GALATASARAY, Alanyaspor karşısında ilk yarıda olumsuz bir futbol sergiledi. Saha içi organizasyonu yeterli değildi, etkili hücum girişimleri hiç gündeme gelmiyordu. Transferde kayıpları olan, yerleri doldurulamayan ve bu yüzden de lige geçen seneki görüntüsünden çok uzak başlayan Alanyaspor, geçen haftaki Göztepe benzeri iyi yerleşimli alan savunmasıyla 37. dakikadaki gole kadar rakibine hiç pozisyon vermedi.
Galatasaray orta sahasında, Belhanda ve Emre'nin birlikte oynaması yüzünden defansif bir zafiyet vardı. Ama Alanyaspor'un takım olarak organize çabuk çıkışlarla bunu değerlendirecek bir ofansif gücü yoktu. Sonunda Galatasaray bir duran topta Fernando ile golü buldu.
İkinci yarı başında da fark ikiye çıkınca her şey güllük gülistanlık oldu.
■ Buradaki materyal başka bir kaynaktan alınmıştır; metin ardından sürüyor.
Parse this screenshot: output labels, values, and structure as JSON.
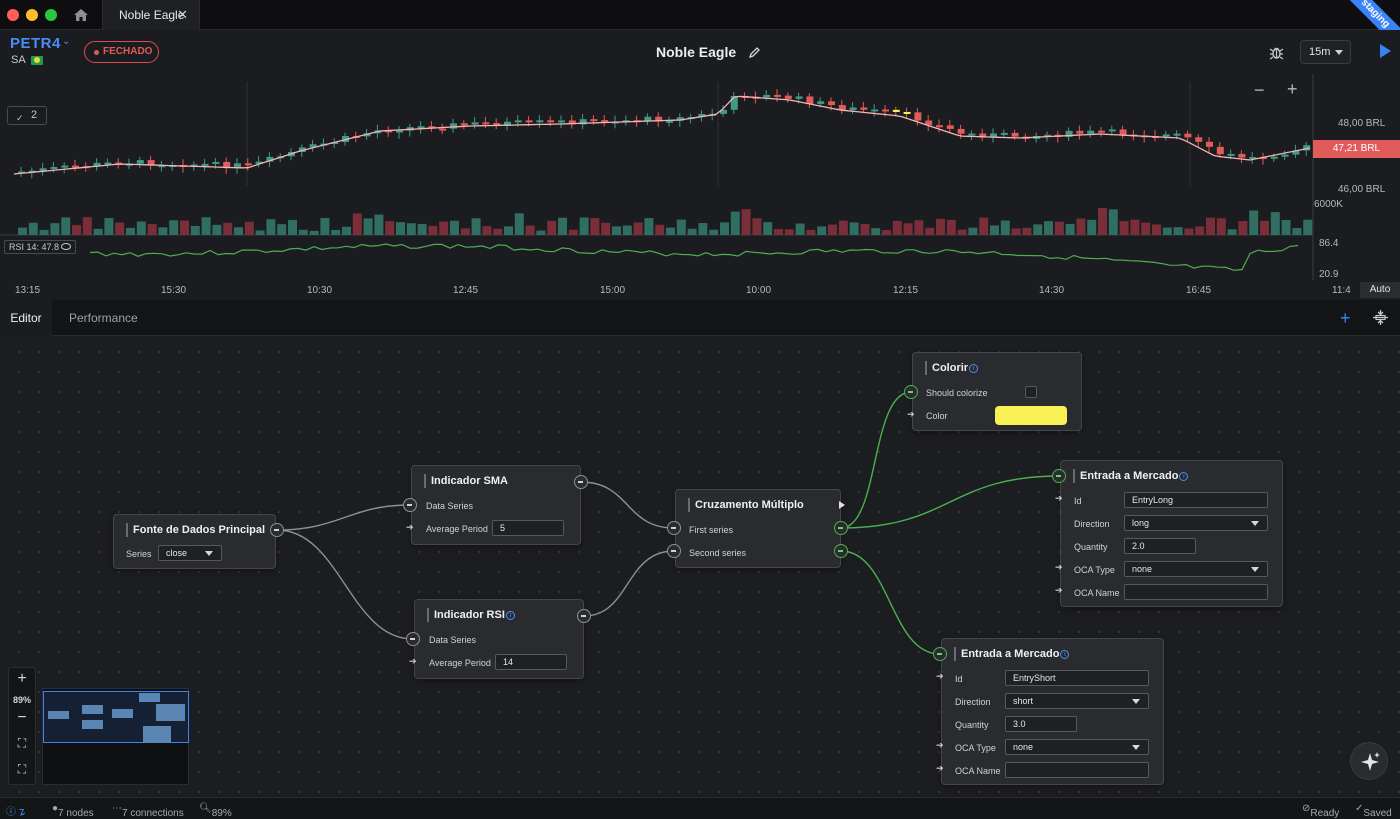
{
  "window": {
    "tab_title": "Noble Eagle",
    "env_badge": "staging"
  },
  "header": {
    "symbol": "PETR4",
    "exchange": "SA",
    "market_status": "FECHADO",
    "strategy_name": "Noble Eagle",
    "timeframe": "15m",
    "colors": {
      "accent": "#3b82f6",
      "closed": "#e05a5a"
    }
  },
  "chart": {
    "pane_count": "2",
    "price_labels": [
      "48,00 BRL",
      "46,00 BRL"
    ],
    "current_price": "47,21 BRL",
    "volume_label": "6000K",
    "rsi_label": "RSI 14: 47.8",
    "rsi_axis": [
      "86.4",
      "20.9"
    ],
    "time_labels": [
      "13:15",
      "15:30",
      "10:30",
      "12:45",
      "15:00",
      "10:00",
      "12:15",
      "14:30",
      "16:45",
      "11:4"
    ],
    "auto_label": "Auto",
    "colors": {
      "up": "#3f9b86",
      "down": "#e25b5b",
      "sma": "#f2b3b3",
      "rsi": "#4caf50",
      "highlight": "#f5f056"
    }
  },
  "editor": {
    "tabs": [
      "Editor",
      "Performance"
    ],
    "zoom": "89%",
    "nodes": {
      "source": {
        "title": "Fonte de Dados Principal",
        "series_label": "Series",
        "series_value": "close"
      },
      "sma": {
        "title": "Indicador SMA",
        "data_series": "Data Series",
        "period_label": "Average Period",
        "period_value": "5"
      },
      "rsi": {
        "title": "Indicador RSI",
        "data_series": "Data Series",
        "period_label": "Average Period",
        "period_value": "14"
      },
      "cross": {
        "title": "Cruzamento Múltiplo",
        "first": "First series",
        "second": "Second series"
      },
      "colorize": {
        "title": "Colorir",
        "should_label": "Should colorize",
        "color_label": "Color",
        "color_value": "#f7f156"
      },
      "entry_long": {
        "title": "Entrada a Mercado",
        "id_label": "Id",
        "id_value": "EntryLong",
        "direction_label": "Direction",
        "direction_value": "long",
        "quantity_label": "Quantity",
        "quantity_value": "2.0",
        "oca_type_label": "OCA Type",
        "oca_type_value": "none",
        "oca_name_label": "OCA Name",
        "oca_name_value": ""
      },
      "entry_short": {
        "title": "Entrada a Mercado",
        "id_label": "Id",
        "id_value": "EntryShort",
        "direction_label": "Direction",
        "direction_value": "short",
        "quantity_label": "Quantity",
        "quantity_value": "3.0",
        "oca_type_label": "OCA Type",
        "oca_type_value": "none",
        "oca_name_label": "OCA Name",
        "oca_name_value": ""
      }
    }
  },
  "statusbar": {
    "issues": "7",
    "nodes": "7 nodes",
    "connections": "7 connections",
    "zoom": "89%",
    "ready": "Ready",
    "saved": "Saved"
  }
}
Zayıf bir takım görüntüsündeki Alanyaspor, morali bozulup mecburen savunma tedbirlerini de terk edince maç farka gitti. Emre Akbaba, ilk yarıda etkisizdi ama sonra ikinci yarıda rakip de açılınca sanki Galatasaray'ın sürekli oyuncusuymuş gibi sahaya ağırlık koydu ve iki de güzel gol attı. Onyekuru çok çalıştı, araştırdı, birçok yapmak istedikleri ters gitti ve sonunda bir gol bularak çabasının karşılığını aldı. İlk üç haftada Fenerbahçe'nin 6 puan, Beşiktaş ve Başakşehir'in de 3'er puan kayıplarıyla Galatasaray çok erken de olsa avantaj elde etti. Galatasaray'ın mükemmel bir kalecisi var. İki iyi beki var. Şu sıra sakatlığı bulunan Rodrigues bana göre takımın en önemli hücum silahı. Ndiaye geldi, bir de iyi bir santrfor gelirse Fatih Terim gibi deneyimli ve başarılı bir hocayla yol açık görünüyor. Hakem Halil Umut Meler'in en rahat olduğu 4-0'lık bir dönemde yanlış bir penaltı kararı vermesi ve VAR ile düzeltmesi kendisi adına talihsizlikti.